Sederet Fakta Terkait Nightingale, si Mungil yang Miliki Kicauan Terindah

Sederet Fakta Terkait Nightingale, si Mungil yang Miliki Kicauan Terindah

Sederet Fakta Terkait Nightingale, si Mungil yang Miliki Kicauan Terindah – Melihat gambar burung mungil berwarna cokelat di atas, anda kemungkinan gak bakal menduga jika di balik tampilannya yang biasa, burung itu sanggup menghasilkan lebih dari 1.000 suara yang berlainan dan telah keluar di dalam banyak karya seni.

Kenalkan, ia nightingale. Kamu kemungkinan lebih mengenalnya dengan nama burung bulbul. Burung ini telah di kenal sejak dulu di karenakan kicauannya yang kompleks dan indah. Banyak seniman yang terinspirasi dan memicu burung ini sebagai objek maupun lambang di dalam karya-karya mereka. Lantas, apa yang memicu burung ini sanggup berkicau dengan begitu luar biasa? Simak sederet fakta nightingale di bawah ini untuk mengenal mereka lebih jauh!

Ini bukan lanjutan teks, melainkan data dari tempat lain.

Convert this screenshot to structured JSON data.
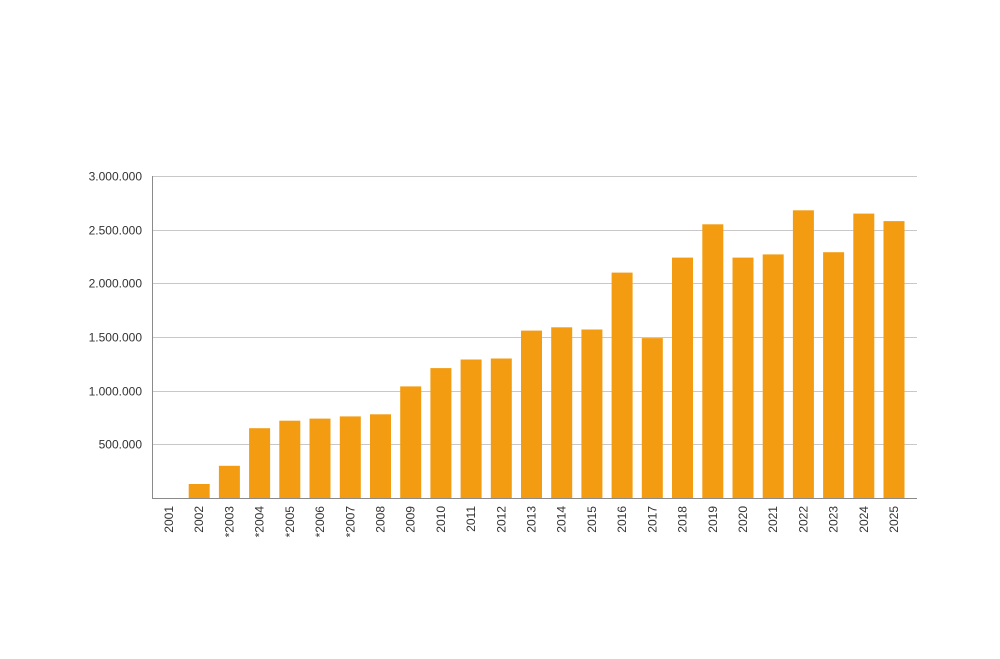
{
  "chart_data": {
    "type": "bar",
    "title": "",
    "xlabel": "",
    "ylabel": "",
    "ylim": [
      0,
      3000000
    ],
    "grid": true,
    "legend": "none",
    "bar_color": "#f39c12",
    "y_ticks": [
      {
        "value": 500000,
        "label": "500.000"
      },
      {
        "value": 1000000,
        "label": "1.000.000"
      },
      {
        "value": 1500000,
        "label": "1.500.000"
      },
      {
        "value": 2000000,
        "label": "2.000.000"
      },
      {
        "value": 2500000,
        "label": "2.500.000"
      },
      {
        "value": 3000000,
        "label": "3.000.000"
      }
    ],
    "categories": [
      "2001",
      "2002",
      "*2003",
      "*2004",
      "*2005",
      "*2006",
      "*2007",
      "2008",
      "2009",
      "2010",
      "2011",
      "2012",
      "2013",
      "2014",
      "2015",
      "2016",
      "2017",
      "2018",
      "2019",
      "2020",
      "2021",
      "2022",
      "2023",
      "2024",
      "2025"
    ],
    "values": [
      0,
      130000,
      300000,
      650000,
      720000,
      740000,
      760000,
      780000,
      1040000,
      1210000,
      1290000,
      1300000,
      1560000,
      1590000,
      1570000,
      2100000,
      1490000,
      2240000,
      2550000,
      2240000,
      2270000,
      2680000,
      2290000,
      2650000,
      2580000
    ]
  }
}
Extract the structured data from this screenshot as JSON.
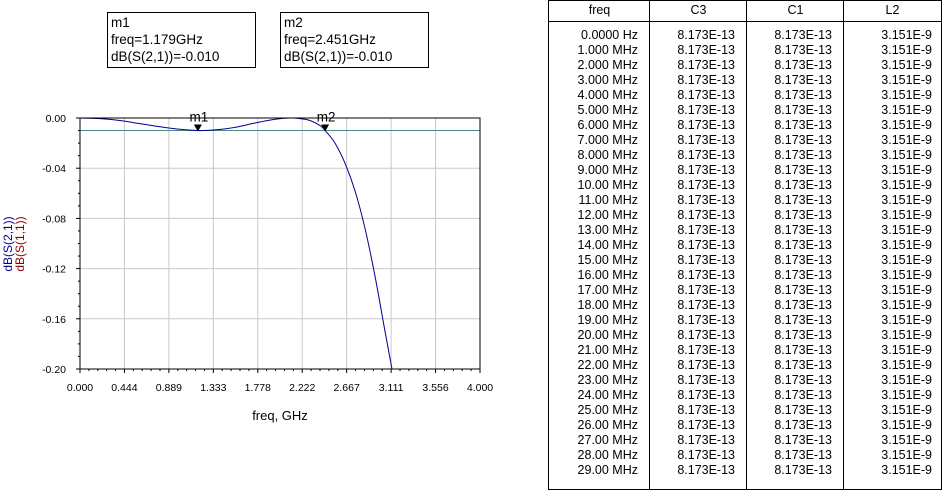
{
  "markers": [
    {
      "name": "m1",
      "freq_text": "freq=1.179GHz",
      "value_text": "dB(S(2,1))=-0.010",
      "freq": 1.179,
      "value": -0.01
    },
    {
      "name": "m2",
      "freq_text": "freq=2.451GHz",
      "value_text": "dB(S(2,1))=-0.010",
      "freq": 2.451,
      "value": -0.01
    }
  ],
  "chart_data": {
    "type": "line",
    "xlabel": "freq, GHz",
    "ylabel": "dB(S(2,1))",
    "ylabel2": "dB(S(1,1))",
    "xlim": [
      0.0,
      4.0
    ],
    "ylim": [
      -0.2,
      0.0
    ],
    "xticks": [
      "0.000",
      "0.444",
      "0.889",
      "1.333",
      "1.778",
      "2.222",
      "2.667",
      "3.111",
      "3.556",
      "4.000"
    ],
    "yticks": [
      "0.00",
      "-0.04",
      "-0.08",
      "-0.12",
      "-0.16",
      "-0.20"
    ],
    "grid": true,
    "colors": {
      "s21": "#00008B",
      "s11": "#8B0000",
      "axis_text": "#000000"
    },
    "series": [
      {
        "name": "dB(S(2,1))",
        "x": [
          0.0,
          0.2,
          0.4,
          0.6,
          0.8,
          1.0,
          1.179,
          1.35,
          1.55,
          1.75,
          1.95,
          2.1,
          2.2,
          2.3,
          2.4,
          2.451,
          2.55,
          2.65,
          2.75,
          2.85,
          2.95,
          3.05,
          3.12
        ],
        "y": [
          0.0,
          -0.0005,
          -0.002,
          -0.0045,
          -0.007,
          -0.009,
          -0.01,
          -0.0095,
          -0.0075,
          -0.004,
          -0.001,
          0.0,
          -0.0005,
          -0.002,
          -0.006,
          -0.01,
          -0.02,
          -0.036,
          -0.058,
          -0.088,
          -0.126,
          -0.17,
          -0.2
        ]
      },
      {
        "name": "dB(S(1,1))",
        "x": [
          0.0,
          4.0
        ],
        "y": [
          -0.01,
          -0.01
        ]
      }
    ]
  },
  "table": {
    "headers": [
      "freq",
      "C3",
      "C1",
      "L2"
    ],
    "rows": [
      [
        "0.0000 Hz",
        "8.173E-13",
        "8.173E-13",
        "3.151E-9"
      ],
      [
        "1.000 MHz",
        "8.173E-13",
        "8.173E-13",
        "3.151E-9"
      ],
      [
        "2.000 MHz",
        "8.173E-13",
        "8.173E-13",
        "3.151E-9"
      ],
      [
        "3.000 MHz",
        "8.173E-13",
        "8.173E-13",
        "3.151E-9"
      ],
      [
        "4.000 MHz",
        "8.173E-13",
        "8.173E-13",
        "3.151E-9"
      ],
      [
        "5.000 MHz",
        "8.173E-13",
        "8.173E-13",
        "3.151E-9"
      ],
      [
        "6.000 MHz",
        "8.173E-13",
        "8.173E-13",
        "3.151E-9"
      ],
      [
        "7.000 MHz",
        "8.173E-13",
        "8.173E-13",
        "3.151E-9"
      ],
      [
        "8.000 MHz",
        "8.173E-13",
        "8.173E-13",
        "3.151E-9"
      ],
      [
        "9.000 MHz",
        "8.173E-13",
        "8.173E-13",
        "3.151E-9"
      ],
      [
        "10.00 MHz",
        "8.173E-13",
        "8.173E-13",
        "3.151E-9"
      ],
      [
        "11.00 MHz",
        "8.173E-13",
        "8.173E-13",
        "3.151E-9"
      ],
      [
        "12.00 MHz",
        "8.173E-13",
        "8.173E-13",
        "3.151E-9"
      ],
      [
        "13.00 MHz",
        "8.173E-13",
        "8.173E-13",
        "3.151E-9"
      ],
      [
        "14.00 MHz",
        "8.173E-13",
        "8.173E-13",
        "3.151E-9"
      ],
      [
        "15.00 MHz",
        "8.173E-13",
        "8.173E-13",
        "3.151E-9"
      ],
      [
        "16.00 MHz",
        "8.173E-13",
        "8.173E-13",
        "3.151E-9"
      ],
      [
        "17.00 MHz",
        "8.173E-13",
        "8.173E-13",
        "3.151E-9"
      ],
      [
        "18.00 MHz",
        "8.173E-13",
        "8.173E-13",
        "3.151E-9"
      ],
      [
        "19.00 MHz",
        "8.173E-13",
        "8.173E-13",
        "3.151E-9"
      ],
      [
        "20.00 MHz",
        "8.173E-13",
        "8.173E-13",
        "3.151E-9"
      ],
      [
        "21.00 MHz",
        "8.173E-13",
        "8.173E-13",
        "3.151E-9"
      ],
      [
        "22.00 MHz",
        "8.173E-13",
        "8.173E-13",
        "3.151E-9"
      ],
      [
        "23.00 MHz",
        "8.173E-13",
        "8.173E-13",
        "3.151E-9"
      ],
      [
        "24.00 MHz",
        "8.173E-13",
        "8.173E-13",
        "3.151E-9"
      ],
      [
        "25.00 MHz",
        "8.173E-13",
        "8.173E-13",
        "3.151E-9"
      ],
      [
        "26.00 MHz",
        "8.173E-13",
        "8.173E-13",
        "3.151E-9"
      ],
      [
        "27.00 MHz",
        "8.173E-13",
        "8.173E-13",
        "3.151E-9"
      ],
      [
        "28.00 MHz",
        "8.173E-13",
        "8.173E-13",
        "3.151E-9"
      ],
      [
        "29.00 MHz",
        "8.173E-13",
        "8.173E-13",
        "3.151E-9"
      ]
    ]
  }
}
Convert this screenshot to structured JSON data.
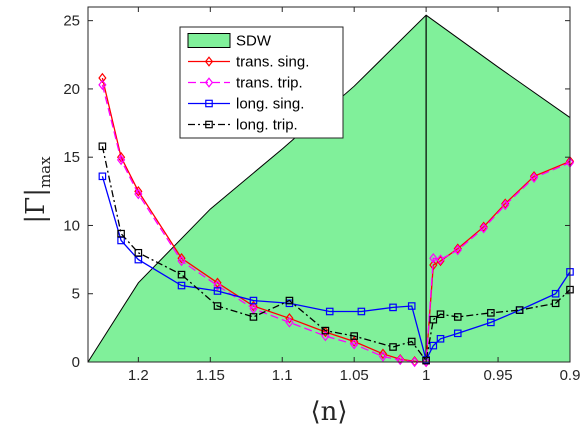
{
  "chart_data": {
    "type": "line",
    "xlabel": "⟨n⟩",
    "ylabel": {
      "main": "|Γ|",
      "sub": "max"
    },
    "xlim": [
      0.9,
      1.235
    ],
    "ylim": [
      0,
      26
    ],
    "x_reversed": true,
    "x_ticks": [
      1.2,
      1.15,
      1.1,
      1.05,
      1,
      0.95,
      0.9
    ],
    "x_tick_labels": [
      "1.2",
      "1.15",
      "1.1",
      "1.05",
      "1",
      "0.95",
      "0.9"
    ],
    "y_ticks": [
      0,
      5,
      10,
      15,
      20,
      25
    ],
    "y_tick_labels": [
      "0",
      "5",
      "10",
      "15",
      "20",
      "25"
    ],
    "grid": false,
    "legend_position": "top-center",
    "area": {
      "name": "SDW",
      "color": "#80f09a",
      "edge_color": "#000000",
      "x": [
        1.235,
        1.2,
        1.15,
        1.1,
        1.05,
        1.0,
        0.95,
        0.9
      ],
      "y": [
        0,
        5.8,
        11.2,
        15.6,
        20.2,
        25.4,
        21.6,
        17.9
      ],
      "peak_line_x": 1.0
    },
    "series": [
      {
        "name": "trans. sing.",
        "color": "#ff0000",
        "dash": "",
        "marker": "diamond",
        "x": [
          1.225,
          1.212,
          1.2,
          1.17,
          1.145,
          1.12,
          1.095,
          1.07,
          1.05,
          1.03,
          1.018,
          1.008,
          1.0,
          0.995,
          0.99,
          0.978,
          0.96,
          0.945,
          0.925,
          0.9
        ],
        "y": [
          20.8,
          15.0,
          12.5,
          7.6,
          5.8,
          4.1,
          3.2,
          2.2,
          1.5,
          0.6,
          0.2,
          0.05,
          0.0,
          7.1,
          7.4,
          8.3,
          9.9,
          11.6,
          13.6,
          14.7
        ]
      },
      {
        "name": "trans. trip.",
        "color": "#ff00ff",
        "dash": "8,4",
        "marker": "diamond",
        "x": [
          1.225,
          1.212,
          1.2,
          1.17,
          1.145,
          1.12,
          1.095,
          1.07,
          1.05,
          1.03,
          1.018,
          1.008,
          1.0,
          0.995,
          0.99,
          0.978,
          0.96,
          0.945,
          0.925,
          0.9
        ],
        "y": [
          20.3,
          14.8,
          12.3,
          7.4,
          5.6,
          3.9,
          2.9,
          1.9,
          1.3,
          0.4,
          0.15,
          0.0,
          0.0,
          7.6,
          7.5,
          8.2,
          9.8,
          11.5,
          13.5,
          14.6
        ]
      },
      {
        "name": "long. sing.",
        "color": "#0000ff",
        "dash": "",
        "marker": "square",
        "x": [
          1.225,
          1.212,
          1.2,
          1.17,
          1.145,
          1.12,
          1.095,
          1.067,
          1.045,
          1.023,
          1.01,
          1.0,
          0.995,
          0.99,
          0.978,
          0.955,
          0.935,
          0.91,
          0.9
        ],
        "y": [
          13.6,
          8.9,
          7.5,
          5.6,
          5.2,
          4.5,
          4.3,
          3.7,
          3.7,
          4.0,
          4.1,
          0.15,
          1.2,
          1.7,
          2.1,
          2.9,
          3.8,
          5.0,
          6.6
        ]
      },
      {
        "name": "long. trip.",
        "color": "#000000",
        "dash": "7,3,2,3",
        "marker": "square",
        "x": [
          1.225,
          1.212,
          1.2,
          1.17,
          1.145,
          1.12,
          1.095,
          1.07,
          1.05,
          1.023,
          1.01,
          1.0,
          0.995,
          0.99,
          0.978,
          0.955,
          0.935,
          0.91,
          0.9
        ],
        "y": [
          15.8,
          9.4,
          8.0,
          6.4,
          4.1,
          3.3,
          4.5,
          2.3,
          1.9,
          1.1,
          1.5,
          0.1,
          3.1,
          3.5,
          3.3,
          3.6,
          3.8,
          4.3,
          5.3
        ]
      }
    ]
  }
}
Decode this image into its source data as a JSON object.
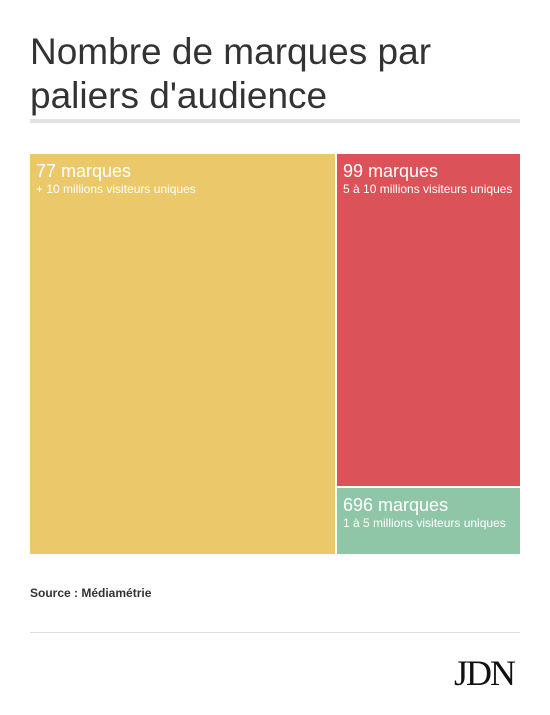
{
  "title": "Nombre de marques par paliers d'audience",
  "source": "Source : Médiamétrie",
  "logo": "JDN",
  "chart_data": {
    "type": "treemap",
    "title": "Nombre de marques par paliers d'audience",
    "items": [
      {
        "count_label": "77 marques",
        "value": 77,
        "label": "+ 10 millions visiteurs uniques",
        "color": "#ebc86a"
      },
      {
        "count_label": "99 marques",
        "value": 99,
        "label": "5 à 10 millions visiteurs uniques",
        "color": "#db5358"
      },
      {
        "count_label": "696 marques",
        "value": 696,
        "label": "1 à 5 millions visiteurs uniques",
        "color": "#8fc6a8"
      }
    ]
  }
}
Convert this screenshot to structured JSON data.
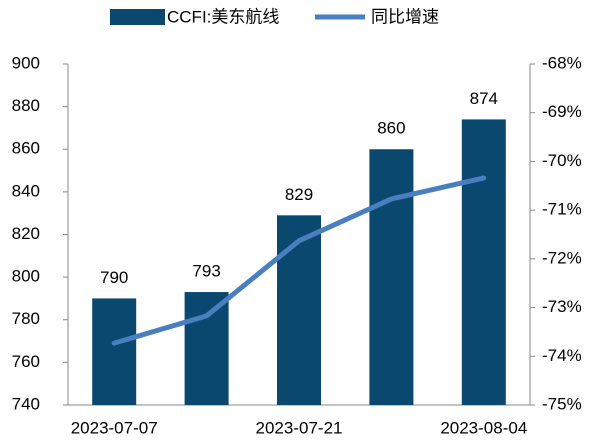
{
  "chart_data": {
    "type": "bar",
    "categories": [
      "2023-07-07",
      null,
      "2023-07-21",
      null,
      "2023-08-04"
    ],
    "series": [
      {
        "name": "CCFI:美东航线",
        "type": "bar",
        "color": "#0b4870",
        "values": [
          790,
          793,
          829,
          860,
          874
        ]
      },
      {
        "name": "同比增速",
        "type": "line",
        "axis": "y2",
        "color": "#4a7fbf",
        "values": [
          -73.73,
          -73.17,
          -71.63,
          -70.77,
          -70.34
        ]
      }
    ],
    "ylim": [
      740,
      900
    ],
    "yticks": [
      740,
      760,
      780,
      800,
      820,
      840,
      860,
      880,
      900
    ],
    "y2lim": [
      -75,
      -68
    ],
    "y2ticks": [
      {
        "value": -75,
        "label": "-75%"
      },
      {
        "value": -74,
        "label": "-74%"
      },
      {
        "value": -73,
        "label": "-73%"
      },
      {
        "value": -72,
        "label": "-72%"
      },
      {
        "value": -71,
        "label": "-71%"
      },
      {
        "value": -70,
        "label": "-70%"
      },
      {
        "value": -69,
        "label": "-69%"
      },
      {
        "value": -68,
        "label": "-68%"
      }
    ],
    "grid": false,
    "legend": "top"
  }
}
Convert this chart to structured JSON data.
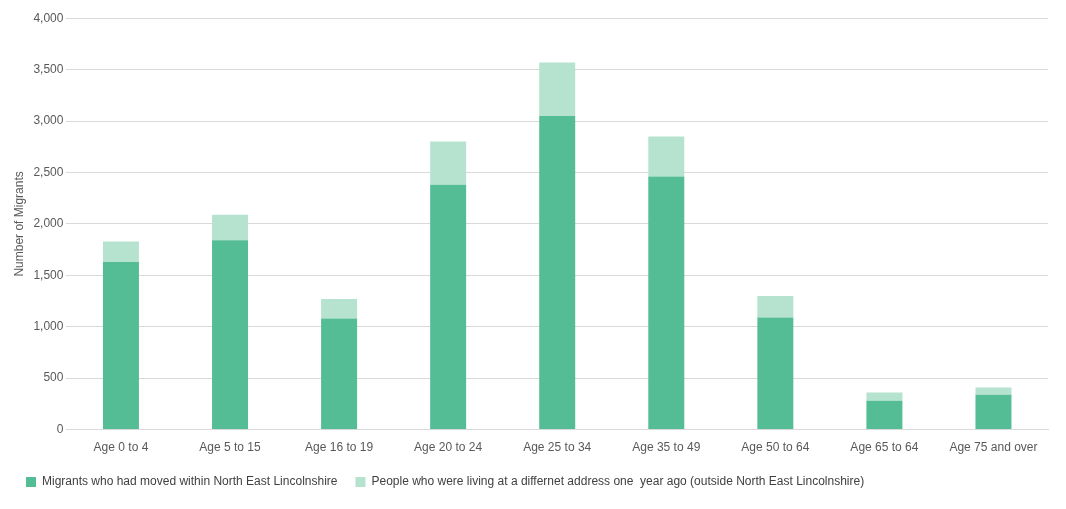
{
  "chart_data": {
    "type": "bar",
    "stacked": true,
    "ylabel": "Number of Migrants",
    "categories": [
      "Age 0 to 4",
      "Age 5 to 15",
      "Age 16 to 19",
      "Age 20 to 24",
      "Age 25 to 34",
      "Age 35 to 49",
      "Age 50 to 64",
      "Age 65 to 64",
      "Age 75 and over"
    ],
    "series": [
      {
        "name": "Migrants who had moved within North East Lincolnshire",
        "color": "#55bd95",
        "values": [
          1630,
          1840,
          1080,
          2380,
          3050,
          2460,
          1090,
          280,
          340
        ]
      },
      {
        "name": "People who were living at a differnet address one  year ago (outside North East Lincolnshire)",
        "color": "#b5e3d0",
        "values": [
          200,
          250,
          190,
          420,
          520,
          390,
          210,
          80,
          70
        ]
      }
    ],
    "ylim": [
      0,
      4000
    ],
    "yticks": [
      {
        "value": 0,
        "label": "0"
      },
      {
        "value": 500,
        "label": "500"
      },
      {
        "value": 1000,
        "label": "1,000"
      },
      {
        "value": 1500,
        "label": "1,500"
      },
      {
        "value": 2000,
        "label": "2,000"
      },
      {
        "value": 2500,
        "label": "2,500"
      },
      {
        "value": 3000,
        "label": "3,000"
      },
      {
        "value": 3500,
        "label": "3,500"
      },
      {
        "value": 4000,
        "label": "4,000"
      }
    ],
    "grid": "y",
    "legend": "bottom"
  }
}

1. Berasal dari genus yang dikenal akan kicauannya

Burung nightingale atau common nightingale merupakan tidak benar satu spesies burung di keluarga Muscicapidae. Keluarga ini mencakup burung-burung pengicau berukuran kecil yang tinggal di pepohonan. Mereka juga memiliki tradisi terbang mengejar serangga untuk di makan. Karenanya, mereka pun di sebut flycatcher.

Di keluarga ini, burung nightingale tergolong di dalam genus Luscinia. Kicauan burung-burung berasal dari genus ini sesungguhnya terlalu kompleks dan indah.

2. Nama bulbul juga merujuk jenis burung dari keluarga lain

Bila nama bulbul di dalam bhs Indonesia merujuk terhadap tidak benar satu subspesies burung nightingale, nama bulbul di dalam bhs Inggris merujuk terhadap burung-burung di keluarga Pycnonotidae.

Pycnonotidae merupakan keluarga burung pengicau berukuran sedang yang tersebar luas di Afrika dan Asia. Dalam bhs Indonesia, burung-burung ini di sebut merbah atau termasuk cucak-cucakkan. Burung ketilang, misalnya, mereka termasuk masuk di dalam keluarga ini. Dalam bhs Inggris, mereka di sebut sooty-headed bulbul.

3. Burung mungil yang bermigrasi

Nightingale merupakan burung yang melakukan migrasi setiap tahun. Menurut laman Treehugger, mereka berkembang biak antara April dan Juli di Afrika Utara, Eropa, Timur Tengah, dan Asia, kemudian bermigrasi ke bagian tropis Afrika saat musim dingin menjelang. Namun, perubahan iklim membuat mereka kembali lebih awal dari migrasi musim dinginnya.

Umumnya, burung nightingale mendiami hutan, daerah berhutan, dan lahan bersemak. Kamu juga bisa menemukan mereka berkicau di taman-taman kota.